Update: This post and discussion on Slashdot last night is yet another demonstration of why we may need a federal law like this.
Maybe I should call it the “Help Me Help You Act” or the “Jerry MacGuire Act of 2013?”
Instead of 48 hours warning, make it 2 business days. This is because it is quite common for companies decision makers to become incommunicado, from their own employees, during weekends and holidays, where the people left behind are not authorized to respond to anything outside normal business activities.
Not all institutions have a public web site, especially smaller companies, whose sales are not to consumers, but within an industry. Most of those institutions have a payroll system, where they can easily have over 50 employees personal identification info at risk of breach.
Some institutions do not have a responsible person, as defined by this proposed law. They may have someone, who wears many hats, one of which is cyber security, perhaps once a month attend to that detail. They may rely upon outside consultants, not on call duty all the time, but only called when top management thinks there is a problem worthy of calling them.
Companies can setup e-mail systems, with various names of “responsible parties” in charge of various duties, which are forwarded to the current real people in those jobs, then with turn-over, and not much in the way of a computer department, those “responsible parties” e-mail addresses can become no-one home.
There needs to be an alternative way for institutions, without web sites, nor persons with cyber security responsibilities, to accept breach reports. I suggest: fax machine; snail mail address; company lawyer firm contact info; company auditors identified.

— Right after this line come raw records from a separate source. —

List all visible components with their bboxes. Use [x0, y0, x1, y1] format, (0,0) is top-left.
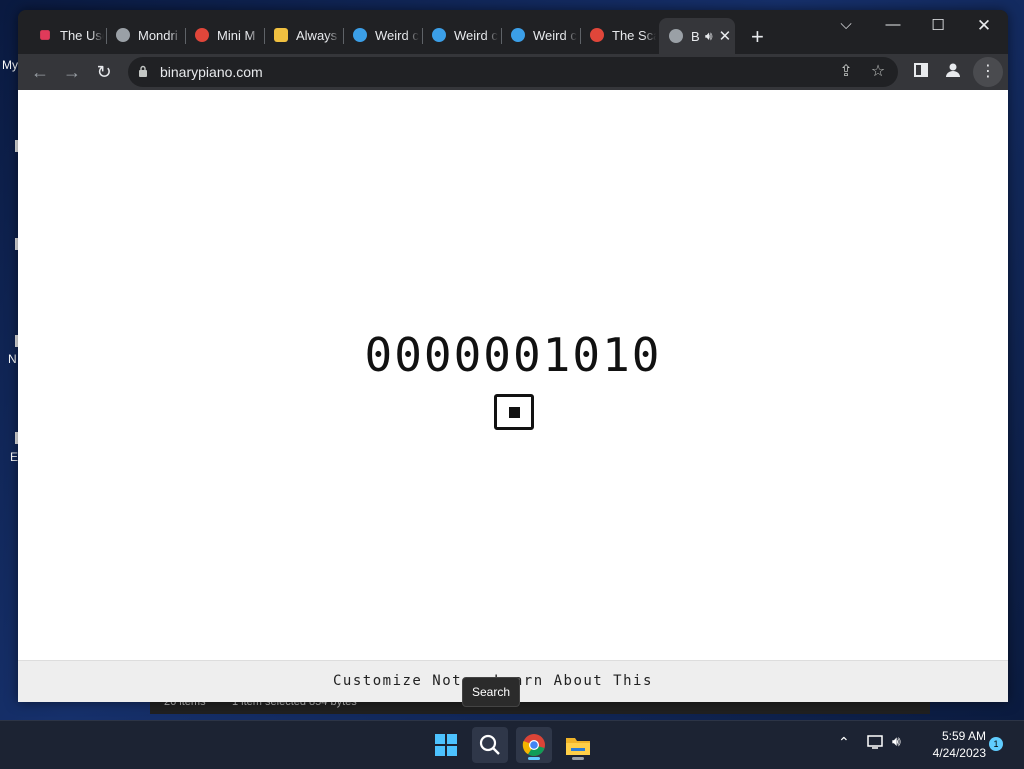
browser-window: The Use Mondri Mini M Always Weird c Wei…	[18, 10, 1008, 702]
side-panel-icon[interactable]	[914, 63, 928, 80]
reload-button[interactable]: ↻	[92, 60, 116, 84]
tab[interactable]: Weird c	[343, 22, 419, 48]
desktop-icon-label[interactable]: My	[2, 58, 18, 72]
tab-title: The Use	[60, 27, 104, 43]
stop-button[interactable]	[494, 394, 534, 430]
tab-title: Always	[296, 27, 338, 43]
forward-button[interactable]: →	[60, 60, 84, 84]
tab[interactable]: The Use	[28, 22, 104, 48]
notification-badge[interactable]: 1	[989, 737, 1003, 751]
tab-strip: The Use Mondri Mini M Always Weird c Wei…	[18, 10, 1008, 54]
tab[interactable]: Mondri	[106, 22, 182, 48]
close-window-button[interactable]: ✕	[964, 16, 1004, 36]
tab-title: Mini M	[217, 27, 256, 43]
lock-icon	[139, 65, 147, 77]
volume-icon[interactable]: 🔊︎	[892, 733, 901, 750]
globe-icon	[669, 29, 683, 43]
browser-toolbar: ← → ↻ binarypiano.com ⇪ ☆ ⋮	[18, 54, 1008, 90]
share-icon[interactable]: ⇪	[834, 61, 858, 81]
people-icon	[511, 28, 525, 42]
globe-icon	[116, 28, 130, 42]
maximize-button[interactable]: ☐	[918, 16, 958, 34]
speaker-icon[interactable]: 🔊︎	[705, 29, 713, 44]
show-hidden-icons-chevron-icon[interactable]: ⌃	[838, 734, 850, 751]
address-bar[interactable]: binarypiano.com ⇪ ☆	[128, 57, 898, 87]
tab[interactable]: Weird c	[422, 22, 498, 48]
tab[interactable]: The Sca	[580, 22, 656, 48]
new-tab-button[interactable]: +	[751, 24, 764, 50]
chrome-taskbar-button[interactable]	[516, 727, 552, 763]
network-icon[interactable]	[867, 734, 885, 753]
back-button[interactable]: ←	[28, 60, 52, 84]
browser-menu-button[interactable]: ⋮	[973, 57, 1003, 87]
binary-display: 0000001010	[364, 328, 662, 382]
stop-icon	[509, 407, 520, 418]
tab-title: The Sca	[612, 27, 656, 43]
tab-title: Mondri	[138, 27, 178, 43]
desktop-icon-label[interactable]: N	[8, 352, 17, 366]
search-button[interactable]	[472, 727, 508, 763]
clock[interactable]: 5:59 AM 4/24/2023	[924, 728, 986, 762]
minimize-button[interactable]: —	[873, 16, 913, 33]
bookmark-star-icon[interactable]: ☆	[866, 61, 890, 81]
people-icon	[353, 28, 367, 42]
tab-title: Weird c	[454, 27, 498, 43]
clock-time: 5:59 AM	[941, 729, 986, 743]
notebook-icon	[274, 28, 288, 42]
search-tooltip: Search	[462, 677, 520, 707]
tab-search-chevron-icon[interactable]: ⌵	[826, 16, 866, 33]
tab[interactable]: Mini M	[185, 22, 261, 48]
tab[interactable]: Always	[264, 22, 340, 48]
tab-title: Weird c	[533, 27, 577, 43]
desktop-icon-label[interactable]: E	[10, 450, 18, 464]
windows-logo-icon	[435, 734, 457, 756]
tab-title: Weird c	[375, 27, 419, 43]
close-tab-icon[interactable]: ✕	[719, 27, 732, 45]
tomato-icon	[195, 28, 209, 42]
customize-notes-link[interactable]: Customize Not	[333, 673, 462, 689]
red-square-icon	[40, 30, 50, 40]
start-button[interactable]	[428, 727, 464, 763]
tab[interactable]: Weird c	[501, 22, 577, 48]
file-explorer-taskbar-button[interactable]	[560, 727, 596, 763]
taskbar: ⌃ 🔊︎ 5:59 AM 4/24/2023	[0, 720, 1024, 769]
url-text: binarypiano.com	[160, 64, 263, 80]
people-icon	[432, 28, 446, 42]
tab-active[interactable]: B 🔊︎ ✕	[659, 18, 735, 54]
profile-icon[interactable]	[945, 62, 961, 81]
page-content: 0000001010 Customize Not Learn About Thi…	[18, 90, 1008, 702]
clock-date: 4/24/2023	[932, 746, 986, 760]
search-icon	[479, 734, 500, 755]
tomato-icon	[590, 28, 604, 42]
tab-title: B	[691, 28, 700, 44]
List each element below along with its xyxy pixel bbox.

How can an institution have a breach if they do not have a web site? They can have computers connected to the Internet, via e-mail, FTP, VPN, WiFi, many other communication protocols. They can have dumpsters open to dumpster diving. They can have weaknesses in physical security. They can have auditors, or other 3rd party access to their data, which have break downs in security.
Many web sites are not intended to accept comments. Some government web sites are like that. They exist only to broadcast info to the public.